Many CMOs mention the tension between short-term and long-term goals. Was that true for you?

J.D.:
Absolutely. In retail, you live in real time — every morning, you look at yesterday’s sales and compare them with the same day last year (the famous LFL – Like for Like).

The result: you spend your days putting out fires. But that reflex for hyper-reactivity can block real innovation.
I often quoted Einstein’s line: “Insanity is doing the same thing over and over and expecting different results.”
You have to dare to break patterns, invent new paths — and come back to what matters most: the customer.

How did you structure your customer knowledge?

J.D.:
We were lucky to be part of a large group, so we had plenty of insights — IFOP, Kantar, Nielsen panels, our own barometers, CRM and ticketing data.
We crossed that with media usage (especially TGI) and social listening.
For example: by analyzing online conversations, we realized that many customers didn’t know that a garden shed over 10 m² requires a permit. That insight led us to create highly useful educational content, distributed through the right channels (Google, Instagram, TikTok…).

What qualities do you now expect from a good marketer?

J.D.:
The ability to understand customers. It’s as simple — and as hard — as that.
At Castorama, you’d find in one store 200 people with 200 different projects: someone buying screws, a couple renovating their bathroom, a construction pro…
It’s not about pure transactions. You need to inspire, guide, and reassure.
I expected my teams to be curious, empathetic, and passionate about the home universe — to understand who they’re talking to, what message fits, and on which channel.
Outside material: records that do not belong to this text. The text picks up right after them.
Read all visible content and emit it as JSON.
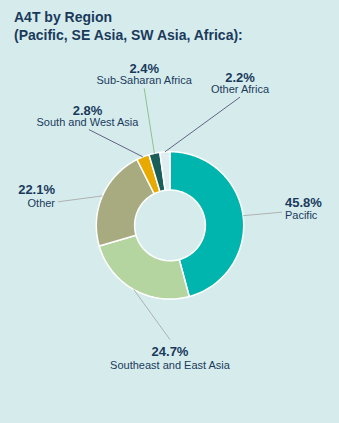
{
  "chart_data": {
    "type": "pie",
    "title": "A4T by Region",
    "subtitle": "(Pacific, SE Asia, SW Asia, Africa):",
    "categories": [
      "Pacific",
      "Southeast and East Asia",
      "Other",
      "South and West Asia",
      "Sub-Saharan Africa",
      "Other Africa"
    ],
    "values": [
      45.8,
      24.7,
      22.1,
      2.8,
      2.4,
      2.2
    ],
    "value_labels": [
      "45.8%",
      "24.7%",
      "22.1%",
      "2.8%",
      "2.4%",
      "2.2%"
    ],
    "colors": [
      "#00b5ad",
      "#b5d5a0",
      "#a8aa80",
      "#e8aa00",
      "#1a5e5a",
      "#ddedf0"
    ],
    "data_labels": true
  }
}
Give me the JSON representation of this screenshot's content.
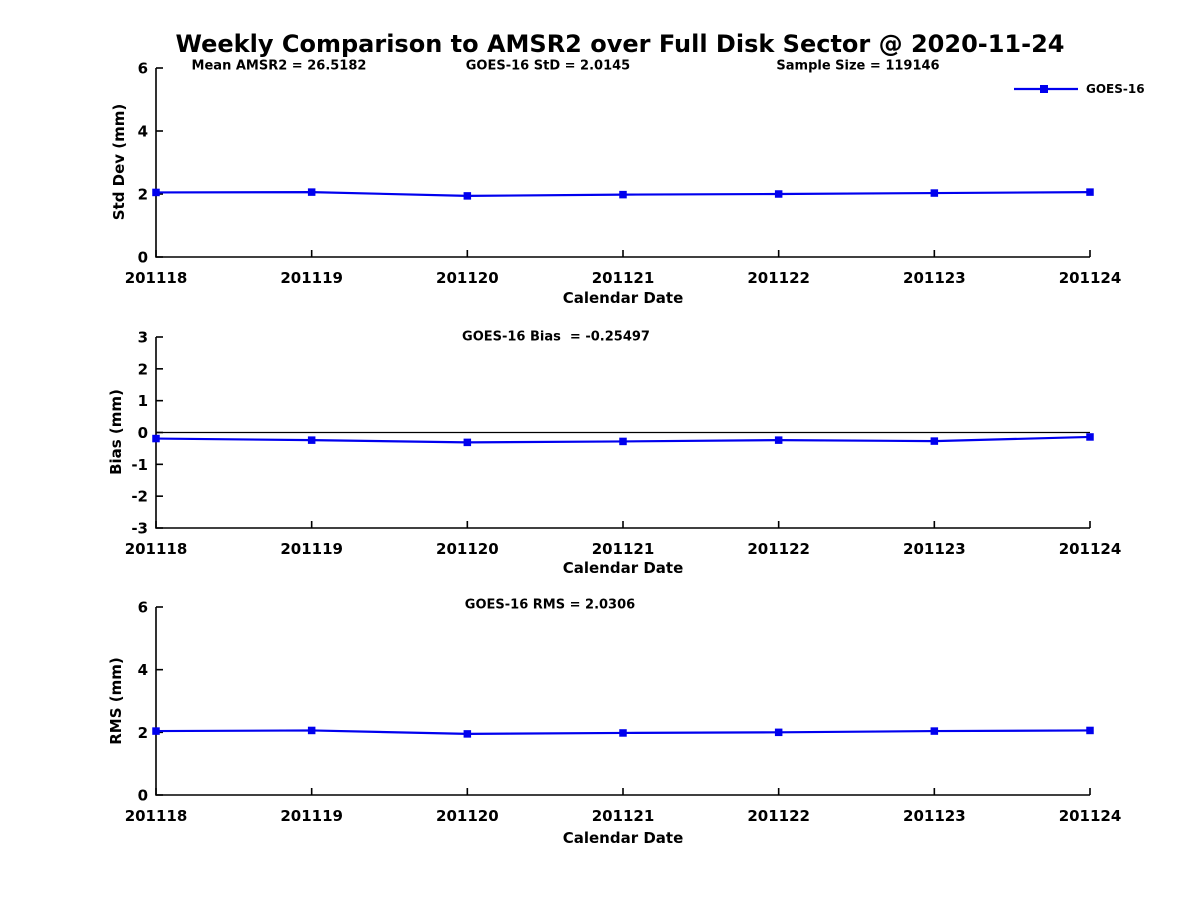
{
  "title": "Weekly Comparison to AMSR2 over Full Disk Sector @ 2020-11-24",
  "legend": {
    "label": "GOES-16"
  },
  "colors": {
    "line_color": "#0000EE",
    "axis_color": "#000000",
    "text_color": "#000000",
    "background": "#FFFFFF"
  },
  "chart_data": [
    {
      "type": "line",
      "id": "std-dev",
      "annotations": [
        "Mean AMSR2 = 26.5182",
        "GOES-16 StD = 2.0145",
        "Sample Size = 119146"
      ],
      "ylabel": "Std Dev (mm)",
      "xlabel": "Calendar Date",
      "ylim": [
        0,
        6
      ],
      "ytick_values": [
        0,
        2,
        4,
        6
      ],
      "yticks": [
        "0",
        "2",
        "4",
        "6"
      ],
      "categories": [
        "201118",
        "201119",
        "201120",
        "201121",
        "201122",
        "201123",
        "201124"
      ],
      "series": [
        {
          "name": "GOES-16",
          "values": [
            2.05,
            2.06,
            1.94,
            1.98,
            2.0,
            2.03,
            2.06
          ]
        }
      ],
      "zero_line": false,
      "grid": false,
      "legend_position": "top-right-outside"
    },
    {
      "type": "line",
      "id": "bias",
      "annotations": [
        "GOES-16 Bias  = -0.25497"
      ],
      "ylabel": "Bias (mm)",
      "xlabel": "Calendar Date",
      "ylim": [
        -3,
        3
      ],
      "ytick_values": [
        -3,
        -2,
        -1,
        0,
        1,
        2,
        3
      ],
      "yticks": [
        "-3",
        "-2",
        "-1",
        "0",
        "1",
        "2",
        "3"
      ],
      "categories": [
        "201118",
        "201119",
        "201120",
        "201121",
        "201122",
        "201123",
        "201124"
      ],
      "series": [
        {
          "name": "GOES-16",
          "values": [
            -0.19,
            -0.24,
            -0.31,
            -0.28,
            -0.24,
            -0.27,
            -0.14
          ]
        }
      ],
      "zero_line": true,
      "grid": false,
      "legend_position": "none"
    },
    {
      "type": "line",
      "id": "rms",
      "annotations": [
        "GOES-16 RMS = 2.0306"
      ],
      "ylabel": "RMS (mm)",
      "xlabel": "Calendar Date",
      "ylim": [
        0,
        6
      ],
      "ytick_values": [
        0,
        2,
        4,
        6
      ],
      "yticks": [
        "0",
        "2",
        "4",
        "6"
      ],
      "categories": [
        "201118",
        "201119",
        "201120",
        "201121",
        "201122",
        "201123",
        "201124"
      ],
      "series": [
        {
          "name": "GOES-16",
          "values": [
            2.04,
            2.06,
            1.95,
            1.98,
            2.0,
            2.04,
            2.06
          ]
        }
      ],
      "zero_line": false,
      "grid": false,
      "legend_position": "none"
    }
  ]
}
And your view on the internal vs. external balance?

J.D.:
Agencies are true sparring partners. What they bring isn’t “pretty slides,” but perspective — a view of what’s happening elsewhere.
I worked in agencies myself, so I know that what you can share from another client or sector is valuable.
As for freelancers, we worked with all kinds of profiles — project management, R&D, or to handle workload peaks during multiple store openings.
It’s a fluid, natural setup for a marketing department today. But it’s key to remember: freelancers complement agencies — they don’t replace them.

What was your relationship with the Executive Committee and store teams?

J.D.:
With the Comex, the challenge is to bring rationality into what’s often perceived as a subjective domain.
I’ve heard: “I’m not on TikTok, so it’s not a good channel.”
To overcome that mindset, we invested heavily in marketing mix modeling (MMM) to prove the actual contribution of each lever to traffic and revenue.
With stores, it was all about education: they saw customers coming in with flyers, not TikTok posts. You have to show that it works — without falling into jargon.
Experts aren’t always good teachers. You have to guide them.

If you were CEO, what would you expect from your CMO?

J.D.:
Two things.
First, that they actively build the brand’s visibility, recognition, and perceived value.
I’d even go further: make sure the brand they lead doesn’t become one of the 75% of brands that could disappear without anyone noticing.
You must be uncompromising about the brand’s uniqueness and value proposition.
Second, since I’d entrust them with a significant budget, I’d naturally expect proof that every euro is well used — to build the brand, generate business, and grow the teams around them.